あてるい
When I went out for lunch towards Shinjuku Gyoen last December, I happened to come across a Myanmar cuisine restaurant near the Fukumachi intersection on Yasukuni Street. I bookmarked it on my phone, but this year I had been focusing more on lunches in Ichigaya and Iidabashi areas since the beginning of the year, so today I finally decided to visit this place as the first lunch in the Akebonobashi area. I had checked out the lunch menu on Tabelog beforehand, and found that the Myanmar cuisine only had noodle dishes, while Thai cuisine dishes like Gapao Rice and Kaomankai were also available. Although I was tempted to try the Myanmar noodles since the restaurant was run by a Myanmar person, I ended up going for the daily set menu limited to 10 servings per day.
Upon entering the restaurant, the owner greeted me. I was told that his wife had left before the opening, so it was a bit disappointing. However, the owner was very kind and gentle. Although it may be a coincidence, he somehow resembled a Myanmar man who had come for training at my workplace before. The seating arrangement included a counter with 10 seats facing towards the back, and two 4-person table seats along the wall on the right side. There was also a small tatami room in the back, which the owner mentioned could accommodate up to 10 people. Since I was alone, I chose to sit at the counter.

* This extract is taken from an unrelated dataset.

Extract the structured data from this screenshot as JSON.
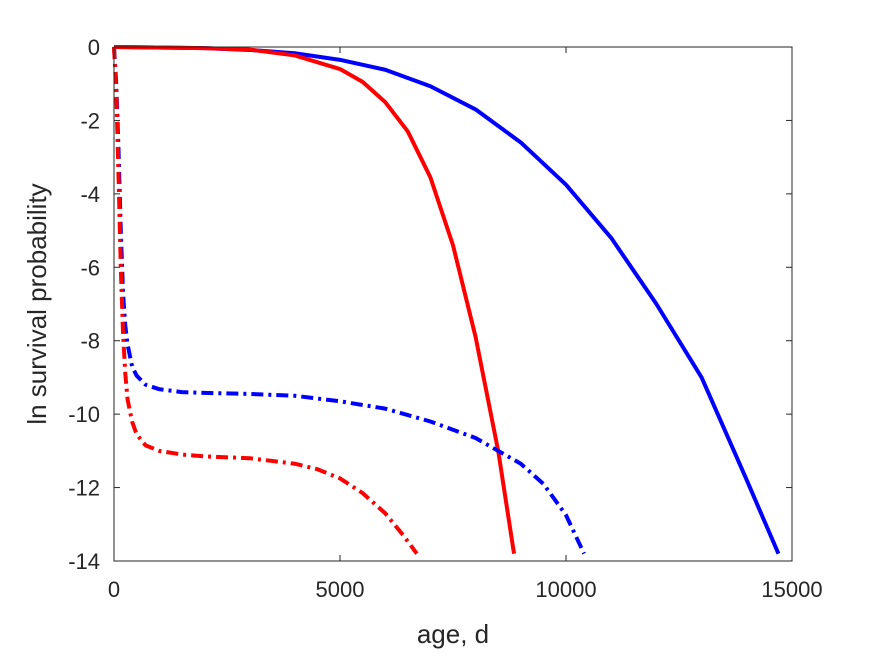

The Myanmar-themed metal pots were lined up in front of me, and the restaurant was decorated with photos and ornaments from Myanmar, evoking the ancient land of Myanmar that I had yet to visit. When I ordered the Kaomankai lunch set, I was served tea and salad first. The tea was Japanese hojicha, and the salad consisted of finely chopped lettuce, cabbage, watercress, and carrots with a slightly spicy dressing similar to Thousand Island dressing but with chili peppers, giving it a Southeast Asian touch. As I waited while eating the salad, the owner brought the lunch set on a tray after 4-5 minutes.
The Kaomankai main dish was served with a sweet and savory sauce, soup, and mango pudding for dessert. The main dish featured Jasmine rice from Thailand, but it seemed to be simply cooked in water without much flavor from the chicken broth. The chicken on top also appeared to be simply boiled or steamed without much seasoning. So, I poured all the sauce generously over the chicken and rice, which turned out to be sweet, sour, and slightly spicy with a hint of cilantro-like herb flavor, very delicious. The soup was a slightly milder version of Tom Yum Kung, with a sour and spicy taste based on chicken broth. The mango pudding was a typical one that you can find in Japan.
Although I don't particularly have a preference for Thai cuisine, so it didn't bother me, those who are more familiar with authentic Kaomankai might find it different. Perhaps the restaurant offers other Southeast Asian cuisines like Thai to survive, but since there are many other specialized restaurants in Tokyo, it might be better to focus more on promoting Myanmar cuisine. If I have the opportunity to visit again, I would definitely like to try the Myanmar noodles. As a side note, while eating, I noticed a golden emblem on the edge of the white plate that the Kaomankai was served on. I squinted my eyes to see if it was a Myanmar emblem, but it turned out to be the name of a certain major Japanese non-life insurance company.